Common Practice PRESENTS
Global Staffroom

Sophie Hope and Jenny Richards started Manual Labours in 2013 as a research project exploring our physical and emotional relationships to work. The Global Staffroom grew out of this, and Owen Kelly talks to them about it.


Episode 003     February 26, 2021
Contributors    Sophie Hope     |   Owen Kelly     |   Jenny Richards    

Sophie Hope and Jenny Richards started Manual Labours in 2013 as a research project exploring our physical and emotional relationships to work. The Global Staffroom grew out of this, and Owen Kelly talks to them about it.

The project reconsiders current time-based structures of work (when does work start and end?) and reasserts the significance of the physical (manual) aspect of immaterial, affective and emotional labour. It has gone through five disctinct phases so far.
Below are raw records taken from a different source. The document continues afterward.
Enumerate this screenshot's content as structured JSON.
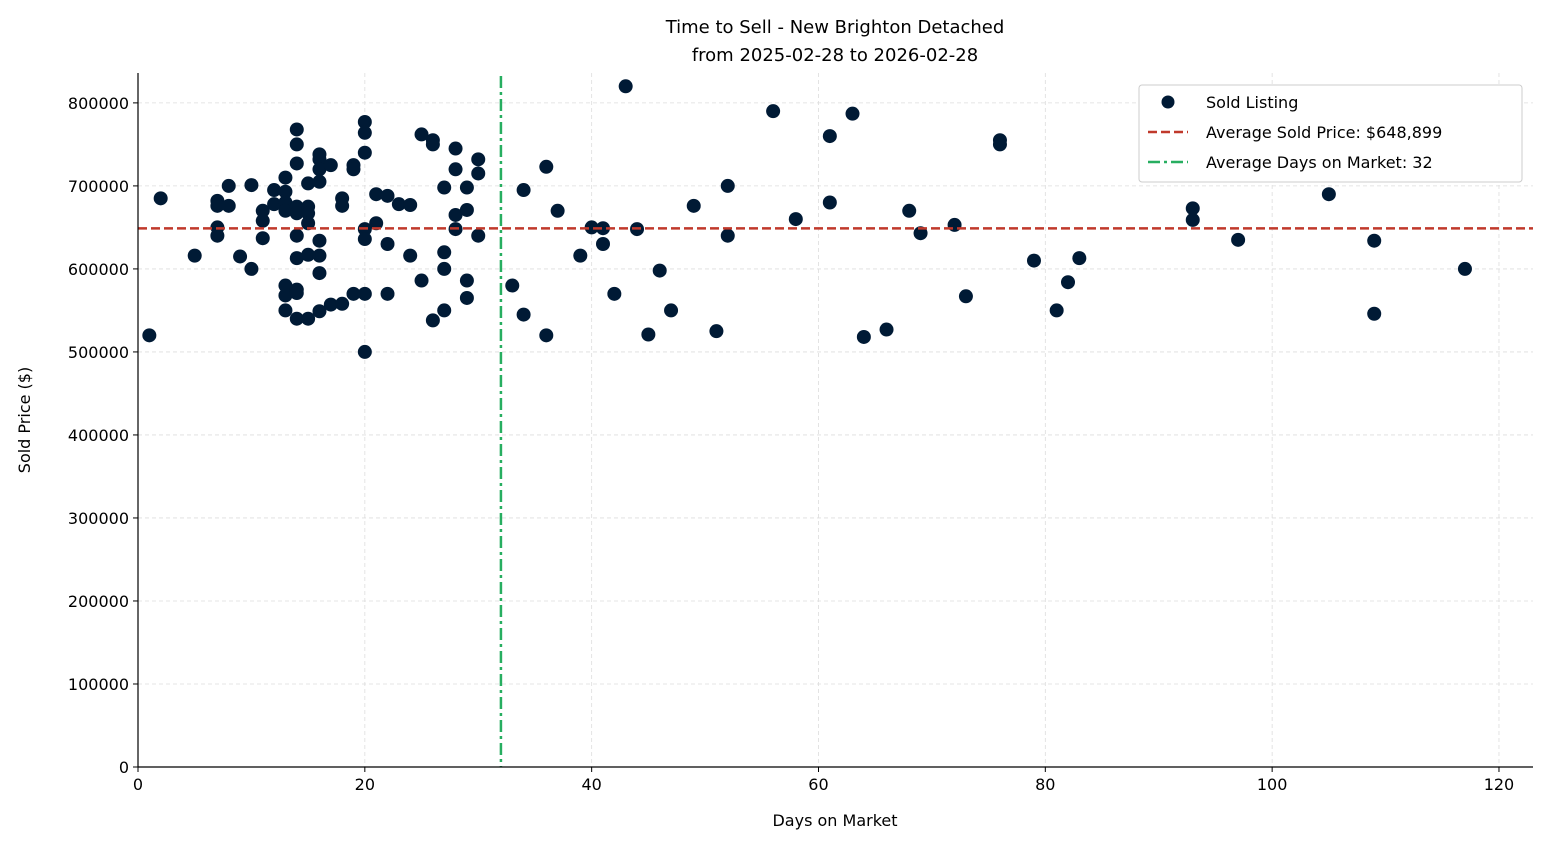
{
  "chart_data": {
    "type": "scatter",
    "title": "Time to Sell - New Brighton Detached",
    "subtitle": "from 2025-02-28 to 2026-02-28",
    "xlabel": "Days on Market",
    "ylabel": "Sold Price ($)",
    "xlim": [
      0,
      123
    ],
    "ylim": [
      0,
      836000
    ],
    "xticks": [
      0,
      20,
      40,
      60,
      80,
      100,
      120
    ],
    "yticks": [
      0,
      100000,
      200000,
      300000,
      400000,
      500000,
      600000,
      700000,
      800000
    ],
    "grid": true,
    "legend_position": "top-right",
    "legend": [
      {
        "label": "Sold Listing",
        "kind": "marker",
        "color": "#001a35"
      },
      {
        "label": "Average Sold Price: $648,899",
        "kind": "dashed",
        "color": "#c0392b"
      },
      {
        "label": "Average Days on Market: 32",
        "kind": "dashdot",
        "color": "#27ae60"
      }
    ],
    "reference_lines": {
      "avg_price": 648899,
      "avg_days": 32
    },
    "series": [
      {
        "name": "Sold Listing",
        "color": "#001a35",
        "points": [
          [
            1,
            520000
          ],
          [
            2,
            685000
          ],
          [
            5,
            616000
          ],
          [
            7,
            682000
          ],
          [
            7,
            676000
          ],
          [
            7,
            650000
          ],
          [
            7,
            640000
          ],
          [
            8,
            700000
          ],
          [
            8,
            676000
          ],
          [
            9,
            615000
          ],
          [
            10,
            701000
          ],
          [
            10,
            600000
          ],
          [
            11,
            670000
          ],
          [
            11,
            658000
          ],
          [
            11,
            637000
          ],
          [
            12,
            695000
          ],
          [
            12,
            678000
          ],
          [
            13,
            710000
          ],
          [
            13,
            693000
          ],
          [
            13,
            680000
          ],
          [
            13,
            670000
          ],
          [
            13,
            580000
          ],
          [
            13,
            568000
          ],
          [
            13,
            550000
          ],
          [
            14,
            768000
          ],
          [
            14,
            750000
          ],
          [
            14,
            727000
          ],
          [
            14,
            675000
          ],
          [
            14,
            667000
          ],
          [
            14,
            640000
          ],
          [
            14,
            613000
          ],
          [
            14,
            575000
          ],
          [
            14,
            571000
          ],
          [
            14,
            540000
          ],
          [
            15,
            703000
          ],
          [
            15,
            675000
          ],
          [
            15,
            667000
          ],
          [
            15,
            655000
          ],
          [
            15,
            617000
          ],
          [
            15,
            540000
          ],
          [
            16,
            738000
          ],
          [
            16,
            732000
          ],
          [
            16,
            720000
          ],
          [
            16,
            705000
          ],
          [
            16,
            634000
          ],
          [
            16,
            616000
          ],
          [
            16,
            595000
          ],
          [
            16,
            549000
          ],
          [
            17,
            725000
          ],
          [
            17,
            557000
          ],
          [
            18,
            685000
          ],
          [
            18,
            676000
          ],
          [
            18,
            558000
          ],
          [
            19,
            725000
          ],
          [
            19,
            720000
          ],
          [
            19,
            570000
          ],
          [
            20,
            777000
          ],
          [
            20,
            764000
          ],
          [
            20,
            740000
          ],
          [
            20,
            648000
          ],
          [
            20,
            636000
          ],
          [
            20,
            570000
          ],
          [
            20,
            500000
          ],
          [
            21,
            690000
          ],
          [
            21,
            655000
          ],
          [
            22,
            688000
          ],
          [
            22,
            630000
          ],
          [
            22,
            570000
          ],
          [
            23,
            678000
          ],
          [
            24,
            677000
          ],
          [
            24,
            616000
          ],
          [
            25,
            762000
          ],
          [
            25,
            586000
          ],
          [
            26,
            755000
          ],
          [
            26,
            750000
          ],
          [
            26,
            538000
          ],
          [
            27,
            698000
          ],
          [
            27,
            620000
          ],
          [
            27,
            600000
          ],
          [
            27,
            550000
          ],
          [
            28,
            745000
          ],
          [
            28,
            720000
          ],
          [
            28,
            665000
          ],
          [
            28,
            648000
          ],
          [
            29,
            698000
          ],
          [
            29,
            671000
          ],
          [
            29,
            586000
          ],
          [
            29,
            565000
          ],
          [
            30,
            732000
          ],
          [
            30,
            715000
          ],
          [
            30,
            640000
          ],
          [
            33,
            580000
          ],
          [
            34,
            695000
          ],
          [
            34,
            545000
          ],
          [
            36,
            723000
          ],
          [
            36,
            520000
          ],
          [
            37,
            670000
          ],
          [
            39,
            616000
          ],
          [
            40,
            650000
          ],
          [
            41,
            649000
          ],
          [
            41,
            630000
          ],
          [
            42,
            570000
          ],
          [
            43,
            820000
          ],
          [
            44,
            648000
          ],
          [
            45,
            521000
          ],
          [
            46,
            598000
          ],
          [
            47,
            550000
          ],
          [
            49,
            676000
          ],
          [
            51,
            525000
          ],
          [
            52,
            700000
          ],
          [
            52,
            640000
          ],
          [
            56,
            790000
          ],
          [
            58,
            660000
          ],
          [
            61,
            760000
          ],
          [
            61,
            680000
          ],
          [
            63,
            787000
          ],
          [
            64,
            518000
          ],
          [
            66,
            527000
          ],
          [
            68,
            670000
          ],
          [
            69,
            643000
          ],
          [
            72,
            653000
          ],
          [
            73,
            567000
          ],
          [
            76,
            755000
          ],
          [
            76,
            750000
          ],
          [
            79,
            610000
          ],
          [
            81,
            550000
          ],
          [
            82,
            584000
          ],
          [
            83,
            613000
          ],
          [
            93,
            673000
          ],
          [
            93,
            659000
          ],
          [
            97,
            635000
          ],
          [
            105,
            690000
          ],
          [
            109,
            634000
          ],
          [
            109,
            546000
          ],
          [
            117,
            600000
          ]
        ]
      }
    ]
  }
}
As part of the current phases Jenny and Sophie launched a live video podcast on Twitch.tv called The Global Staffroom. This took the form of “a live podcast we hosted involving conversations and interviews with people about what it feels like to care, be cared for, not be able to care at work. Over 14 weeks during lockdown, every Monday lunchtime we brought together guests from different workforces and geographies to discuss architecture of home-work, racialised experiences of lockdown, emotional labour of health workers, social reproduction and remote working.

The podcast was subsequently purchased and archived by The Edinburgh University Art Collection.”